Context
A Pega Infinity 23 platform running on-premises had limited visibility into its own behavior: performance issues surfaced as user complaints, and root-cause analysis meant log archaeology. I led the implementation of Dynatrace APM across the full stack.
Challenge
Pega platforms are layered — browser, Tomcat, the Pega rules engine, database — and a slow screen can originate in any of them. Without end-to-end tracing, every incident started from zero.
What I did
- Instrumented every tier: Dynatrace OneAgent across all Pega application components, real-time data acquisition on Apache Tomcat instances, custom dashboards for Pega-specific metrics (framework functions, HTTP request flows).
- Resource monitoring & alerting: CPU, memory and disk utilization tracking with automated threshold alerts — moving the team from reactive to proactive.
- Distributed tracing: end-to-end PurePaths tracing of user actions across all tiers, mapping data flow between the application and database layers to pinpoint bottlenecks.

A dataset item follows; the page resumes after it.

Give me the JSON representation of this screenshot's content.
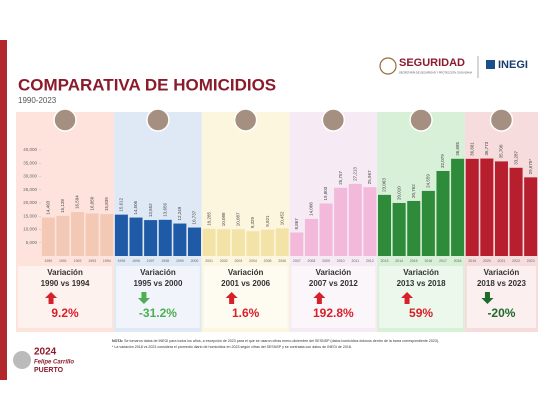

- Frontend truth: Session Replay for user-behavior analysis and JavaScript error tracking for issues that only exist in the browser.
Outcome
- Unplanned downtime down 65% — threshold alerts caught resource exhaustion before users did.
- MTTR down 25% — tracing replaced guesswork in incident response.
- 100% performance visibility — every request, from click to SQL, is observable.
This project is also where platform work meets data work: monitoring is time-series analysis, alerting is threshold modeling, and dashboard design is data storytelling — the same instincts I now apply to decisioning analytics.